To understand why glycolysis goes through the conversion of glucose-6-phosphate (G6P) to fructose-6-phosphate (F6P) before the subsequent aldolase-catalyzed reaction, it is important to first establish the electron-pushing arguments and reaction mechanism of each step.
In the initial step of glycolysis, glucose is phosphorylated to form glucose-6-phosphate (G6P) through the action of the enzyme hexokinase. The conversion from G6P to F6P involves the conversion of an aldehyde group (C1 of G6P) to a ketone group (C1 of F6P).
The conversion of G6P to F6P can be explained using electron-pushing arguments as follows:
1. Deprotonation: A base abstracts a proton (H+) from the carbon next to the carbonyl (C2) of G6P, forming an enediolate intermediate. This enediolate intermediate is stabilized by resonance throughout the glucose ring.
2. Cleavage of the C1-O bond: The electron pair from the carbon-carbon double bond of the enediolate attacks the electrophilic carbon (C1) of G6P, leading to the cleavage of the C1-O bond.
3. Protonation: A proton (H+) is transferred from a nearby acidic group (e.g., the His residue in the active site of the enzyme) to the newly created oxygen, resulting in the formation of F6P.

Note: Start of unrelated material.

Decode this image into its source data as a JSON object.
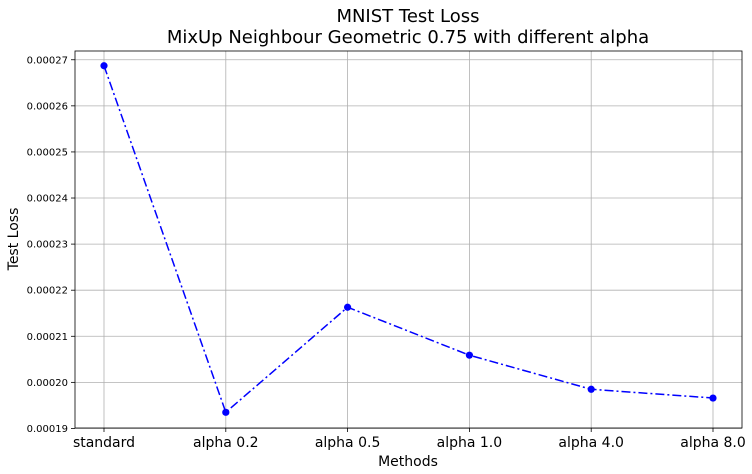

Now, let's focus on the subsequent aldolase-catalyzed reaction and why glucose-1,6-bisphosphate (G1,6BP) would not be able to go through this reaction. The aldolase catalyzes the cleavage of the carbon-carbon bond between C3 and C4 of F6P, leading to the formation of dihydroxyacetone phosphate (DHAP) and glyceraldehyde-3-phosphate (G3P).

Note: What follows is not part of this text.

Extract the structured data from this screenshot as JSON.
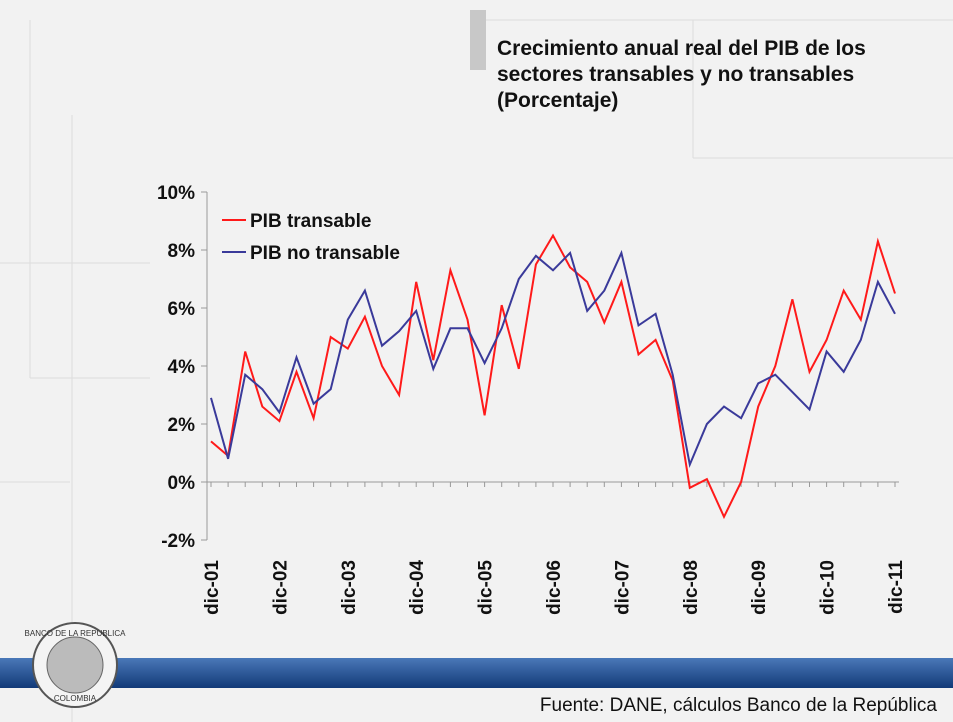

The reason why G1,6BP cannot undergo the aldolase-catalyzed reaction is primarily due to the enzyme's active site and the required orientation of the substrate. The active site of aldolase is specifically designed to accommodate F6P, placing C3 and C4 in the necessary position for cleavage.
If G1,6BP was to enter the aldolase active site, the phosphate group at position 1 would interfere sterically with the active site, preventing the correct orientation of the substrate for cleavage. Additionally, the presence of a phosphate group at C1 would disrupt the electronic and steric environment necessary for the aldol cleavage reaction to occur.
Therefore, for glycolysis to proceed efficiently, G1,6BP must be converted to F6P through the action of the enzyme phosphofructokinase-1 (PFK-1) before entering the aldolase-catalyzed reaction. This ensures that the necessary rearrangements and cleavage can occur at the appropriate sites within the active site of aldolase.